The general Post example would likely be:
| Id | Content | Votes |
|---|---|---|
| 1 | Top 10 Ruby Gems You Should Use | 10 |
| 2 | The Best Tacos in Town | 3 |
| 3 | Follow These Users For Maximum Success | 13 |
In this case, our HashKey might be Id and the Votes is our Range Key, however, Range is sorted PER HashKey which means, you actually can't query this table and get your posts sorted by votes with this schema.
Instead you would have to add maybe "Site" to your schema and so each Post corresponds to a particular Site.
| Id | Content | Votes | Site |
|---|---|---|---|
| 1 | Top 10 Ruby Gems You Should Use | 10 | My Blog |
| 2 | The Best Tacos in Town | 3 | My Blog |
| 3 | Follow These Users For Maximum Success | 13 | My Blog |
| 4 | What Happens Next Will Surprise You | 10 | Jerry's Blog |
| 5 | Top 10 Conspiracy Theories With Rick | 3 | Jerry's Blog |
In this schema, we now can see we can get our posts sorted by "votes" by having the HashKey be Site and we'd do:
Post.where(site: "My Blog").order("votes DESC")
Again, this HashKey part is important!
Building off this example, since our HashKey is Site we can't have multiple range keys on the table. You can create Local Secondary Indices (which is basically adding more range keys to the table :P) so our schema could be:
| Type | Name | HashKey | RangeKey |
|---|---|---|---|
| Table | posts | Site | Votes |
| Local Secondary Index | content_index | Content | |
| Local Secondary Index | id_index | Id | |
| Local Secondary Index | created_at_index | CreatedAt |
By doing this we can then do queries like:
Post.where(site: "My Blog").order("content DESC")

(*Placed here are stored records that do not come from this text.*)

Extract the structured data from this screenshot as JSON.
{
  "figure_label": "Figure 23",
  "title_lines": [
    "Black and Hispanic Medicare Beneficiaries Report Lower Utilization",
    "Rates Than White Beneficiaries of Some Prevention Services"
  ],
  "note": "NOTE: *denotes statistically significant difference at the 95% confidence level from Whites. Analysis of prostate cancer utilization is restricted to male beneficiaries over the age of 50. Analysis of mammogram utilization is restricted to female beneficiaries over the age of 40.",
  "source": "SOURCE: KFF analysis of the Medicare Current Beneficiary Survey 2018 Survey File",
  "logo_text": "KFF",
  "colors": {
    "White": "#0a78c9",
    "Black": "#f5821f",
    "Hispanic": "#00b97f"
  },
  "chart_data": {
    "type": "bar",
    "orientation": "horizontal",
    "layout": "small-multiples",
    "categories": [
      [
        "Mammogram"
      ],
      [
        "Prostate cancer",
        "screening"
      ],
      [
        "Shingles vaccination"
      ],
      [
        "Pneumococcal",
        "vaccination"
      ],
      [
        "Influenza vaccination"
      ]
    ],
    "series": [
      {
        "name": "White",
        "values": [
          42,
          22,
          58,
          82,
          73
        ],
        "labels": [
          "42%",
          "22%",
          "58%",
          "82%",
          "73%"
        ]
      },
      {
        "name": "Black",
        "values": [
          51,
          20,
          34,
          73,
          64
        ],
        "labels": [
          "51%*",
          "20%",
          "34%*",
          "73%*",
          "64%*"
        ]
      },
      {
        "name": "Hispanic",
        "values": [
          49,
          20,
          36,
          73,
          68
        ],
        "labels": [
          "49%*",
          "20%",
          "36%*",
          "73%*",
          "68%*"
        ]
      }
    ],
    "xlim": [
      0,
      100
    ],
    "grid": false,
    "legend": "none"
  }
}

Post.where(site: "My Blog").order("id DESC")
Post.where(site: "My Blog").order("created_at DESC")
Again, I must repeat, you MUST have same HashKey in order to sort, thus we cannot as give me ALL POSTS sorted by Votes in this scheme without introducing a new attribute or saying having all Site values be the exact same across all rows (Hope that makes sense)
So the difference is that Local Secondary Indices:
- Must be created when table is created
- Must share the same hash key that your table has
- Must identify the range key to use
Whereas a Global Secondary Index may have a different Hash Key and a different range key.
However, be careful because no partition (determined by HashKey) can have more than 10GB of data (see http://docs.aws.amazon.com/amazondynamodb/latest/developerguide/LSI.html#LSI.ItemCollections.SizeLimit) thus in the example here, all rows with Site as "My Blog" will end up same partition due to same HashKey and all these rows must be contained within 10 GB of space.